До сих пор я почти всегда писала дневник ночью, а теперь есть время и днем. Вчера вечером мама с Машей ходили на купальню, и мама купалась; в воде было около 11-ти градусов.
Спала у мама. Проснувшись, вижу дождик, чисто осенний, безнадежный, заладил теперь на целый месяц. Если бы не флюс, я бы пошла за опенками, невзирая на дождь, говорят их очень много. Ужасно странно, что нас так мало: вчера вечером мы с мама вдвоем пили чай, а нынче она пригласила Carrie, Машу, Дрюшу с Мишей и меня пить с ней какао. Потом до сих пор я музыканила.

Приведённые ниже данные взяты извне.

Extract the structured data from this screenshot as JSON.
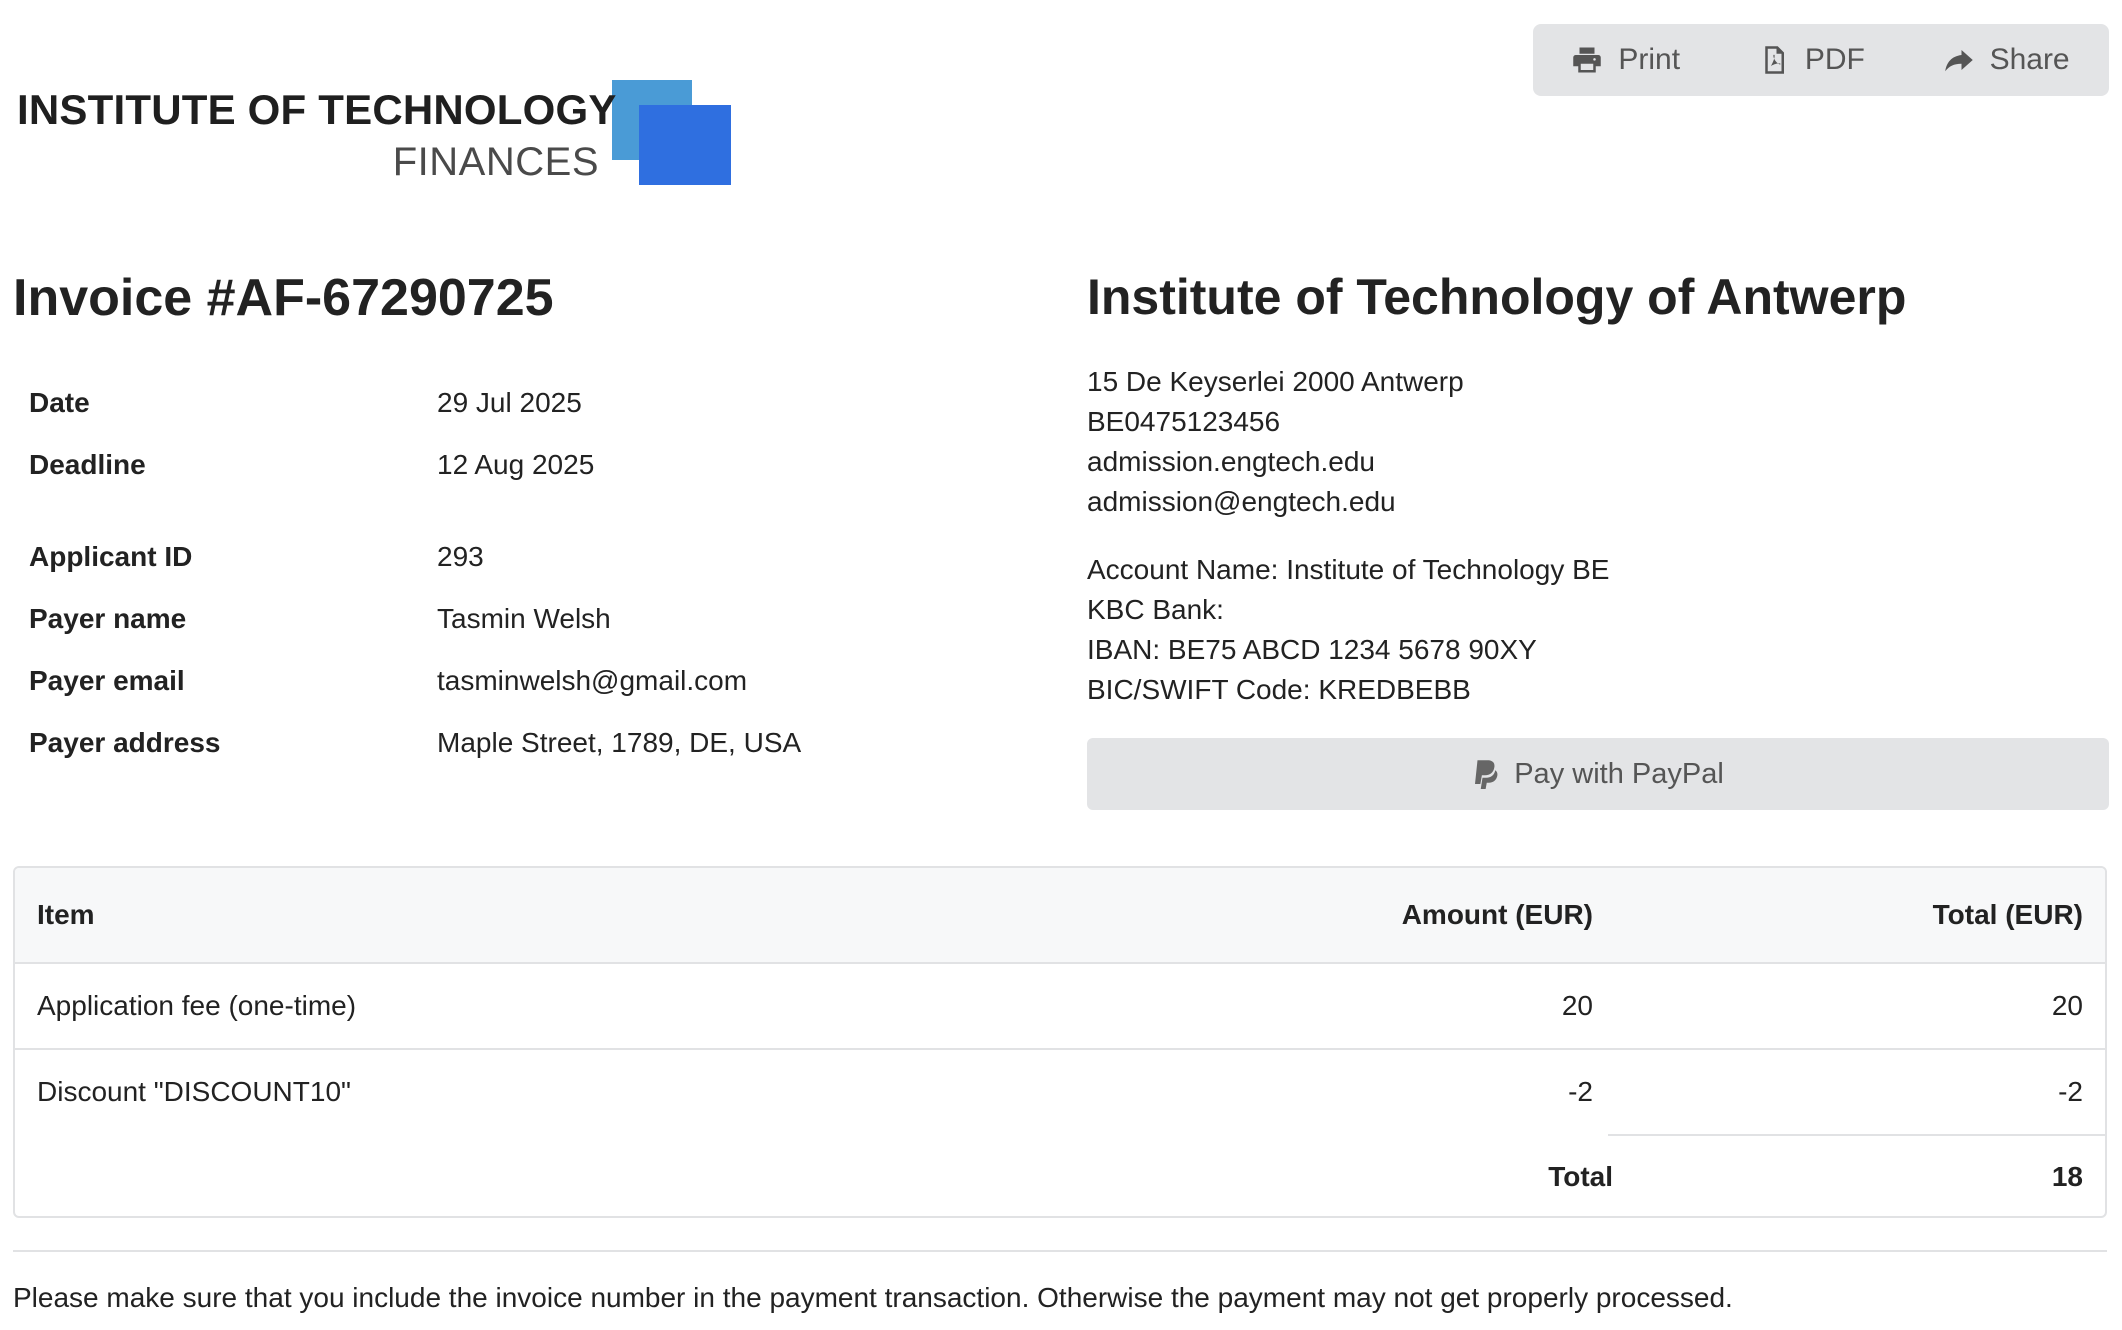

Я ожидала, что будет гораздо скучнее, а мне совсем не скучно, потому что столько у меня дела, что всегда мое время может быть занято: во-первых, мне надо одно платье перешить, другое дошить, написать письма пироговским, потом написать мама на маленьком холстике, Дрюше с Мишей нарисовать книжку, как Сане,- они очень просили. Хотела попробовать рисовать на фарфоре. Вообще рисовать могу целый день, не скучая. Читать нечего – все перечла, что можно, и многое из того, что нельзя, хотя то, что не позволено, мне никакого удовольствия не доставляет: всегда остается какое-то тяжелое чувство досады и грусти.